While new claims for unemployment benefits rose last week, the number of unemployed people rose further toward the end of June to a 2-1/2-year high, reflecting a gradual cooling in the labor market.
Weakening labor market momentum and fading inflationary pressures are likely to lead the Federal Reserve to begin cutting interest rates later this year, with financial markets expecting an easing cycle to begin in September.
Fed Chairman Jerome Powell said Tuesday the economy is back on a “disinflationary path” but stressed that policymakers need more data before cutting rates.
“The labor market remains historically strong, but not as strong as it was in 2022 or early 2023,” said Gus Faucher, chief economist at PNC Financial.
The Labor Department said Wednesday that initial claims for state unemployment insurance for the week ending June 29 rose by a seasonally adjusted 4,000 to 238,000.
The report was released a day early due to Thursday’s Independence Day holiday.
Economists polled by Reuters had expected jobless claims to reach 235,000 in the latest week. Unadjusted claims rose by 13,049 to 238,149.
New York saw an increase of 4,509 applications, likely related to school holidays.
Notable increases were also reported in California, New Jersey, Georgia, Illinois, Iowa, Kentucky and Michigan.
These more than offset declines in Connecticut and Maryland.
Jobless claims rose to the higher end of this year’s range of 194,000 to 243,000, partly because rising interest rates have dented demand and led to more layoffs, as well as because of difficulties adjusting the data for seasonal fluctuations during the holidays.
The uncertainty could continue beyond the Fourth of July holiday, as automakers typically shut down assembly plants during the summer to retool, but it’s unclear when that will happen.
The labor market has been steadily cooling, with the government reporting Tuesday that there were 1.22 job openings per unemployed person in May.
The job vacancy rate is close to the 2019 average of 1.19.
Meanwhile, the ADP employment report released Wednesday showed that private sector payrolls increased by 150,000 in June, following an increase of 157,000 in May.

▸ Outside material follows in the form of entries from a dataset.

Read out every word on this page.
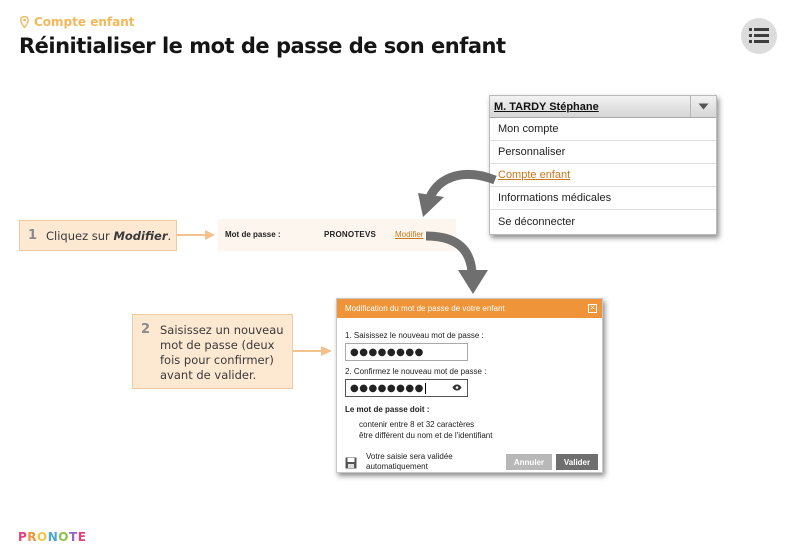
Compte enfant
Réinitialiser le mot de passe de son enfant
M. TARDY Stéphane
Mon compte
Personnaliser
Compte enfant
Informations médicales
Se déconnecter
1 Cliquez sur Modifier.	Mot de passe :	PRONOTEVS Modifier
2 Saisissez un nouveau mot de passe (deux fois pour confirmer) avant de valider.
Modification du mot de passe de votre enfant	✕
1. Saisissez le nouveau mot de passe :
●●●●●●●●
2. Confirmez le nouveau mot de passe :
●●●●●●●●
Le mot de passe doit :
contenir entre 8 et 32 caractères
être différent du nom et de l'identifiant
Votre saisie sera validée
automatiquement	Annuler	Valider
P R O N O T E
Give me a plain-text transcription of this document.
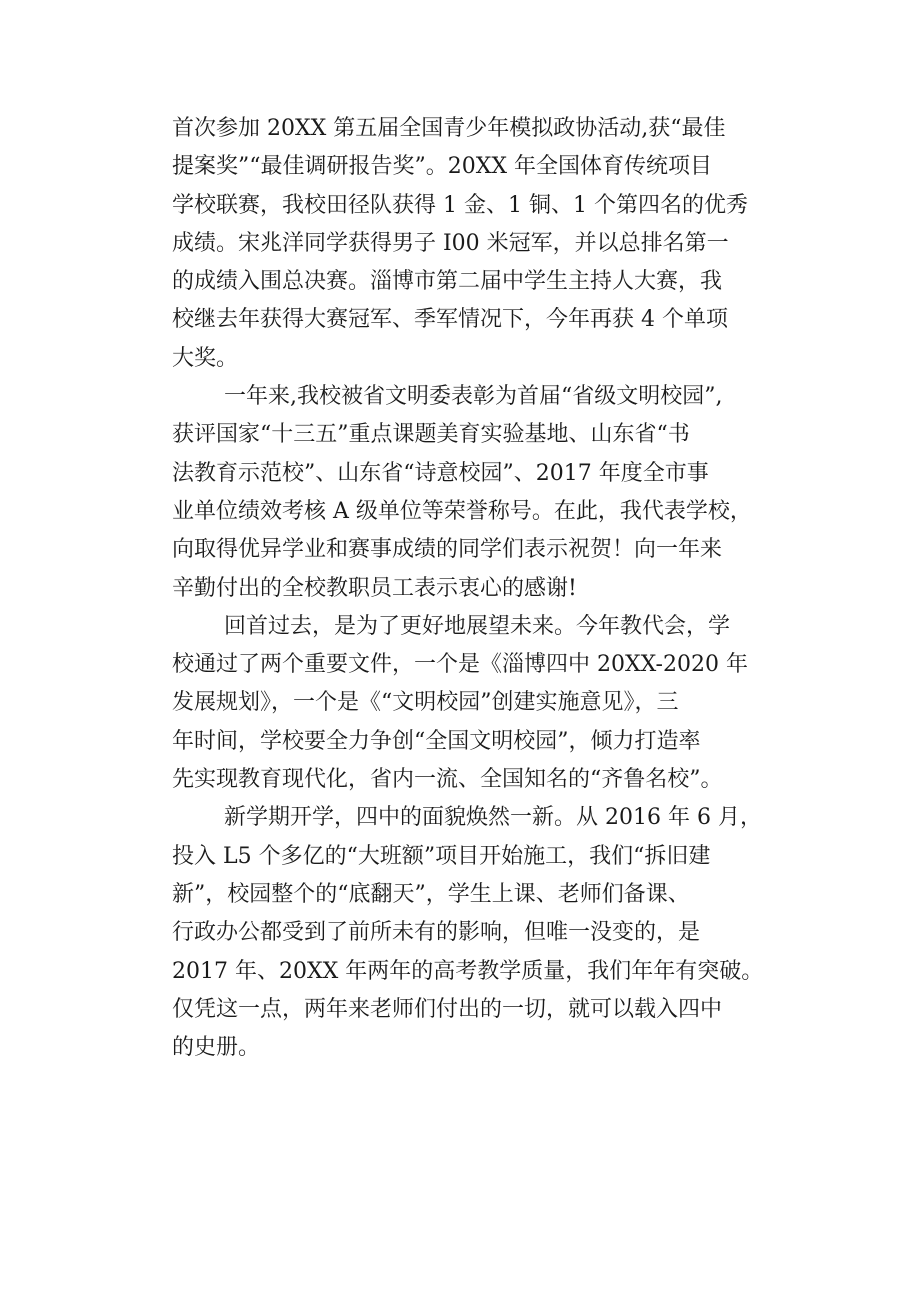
首次参加 20XX 第五届全国青少年模拟政协活动,获“最佳
提案奖”“最佳调研报告奖”。20XX 年全国体育传统项目
学校联赛，我校田径队获得 1 金、1 铜、1 个第四名的优秀
成绩。宋兆洋同学获得男子 I00 米冠军，并以总排名第一
的成绩入围总决赛。淄博市第二届中学生主持人大赛，我
校继去年获得大赛冠军、季军情况下，今年再获 4 个单项
大奖。
一年来,我校被省文明委表彰为首届“省级文明校园”,
获评国家“十三五”重点课题美育实验基地、山东省“书
法教育示范校”、山东省“诗意校园”、2017 年度全市事
业单位绩效考核 A 级单位等荣誉称号。在此，我代表学校，
向取得优异学业和赛事成绩的同学们表示祝贺！向一年来
辛勤付出的全校教职员工表示衷心的感谢!
回首过去，是为了更好地展望未来。今年教代会，学
校通过了两个重要文件，一个是《淄博四中 20XX-2020 年
发展规划》，一个是《“文明校园”创建实施意见》，三
年时间，学校要全力争创“全国文明校园”，倾力打造率
先实现教育现代化，省内一流、全国知名的“齐鲁名校”。
新学期开学，四中的面貌焕然一新。从 2016 年 6 月，
投入 L5 个多亿的“大班额”项目开始施工，我们“拆旧建
新”，校园整个的“底翻天”，学生上课、老师们备课、
行政办公都受到了前所未有的影响，但唯一没变的，是
2017 年、20XX 年两年的高考教学质量，我们年年有突破。
仅凭这一点，两年来老师们付出的一切，就可以载入四中
的史册。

Economists polled by Reuters had expected private sector employment to rise by 160,000.
The U.S. central bank has been keeping its benchmark overnight interest rate at the current range of 5.25% to 5.50% since July last year. The Fed has raised interest rates by 525 basis points from 2022 onward in an effort to curb inflation.
According to the unemployment claims report, the number of people receiving benefits in the first week of support, a measure of employment, increased by 26,000 in the week ended June 22 to a seasonally adjusted 1.858 million, the highest level since late November 2021.
The so-called continuing claims data increased due to a Minnesota policy change that took effect last year that allowed non-teaching education employees to apply for unemployment benefits over the summer.
The bump should disappear when schools reopen for the new semester in the fall.
U.S.-based employers announced 48,786 job cuts in June, a 23.6% decrease from May, according to a third report released Wednesday by global outplacement firm Challenger, Gray & Christmas.
However, planned job cuts increased by 19.8% compared to June last year.
The government is due to report on Friday that nonfarm payrolls rose by 190,000 in June, following a rise of 272,000 in May, according to a Reuters survey of economists.
The unemployment rate is expected to remain unchanged at 4.0%.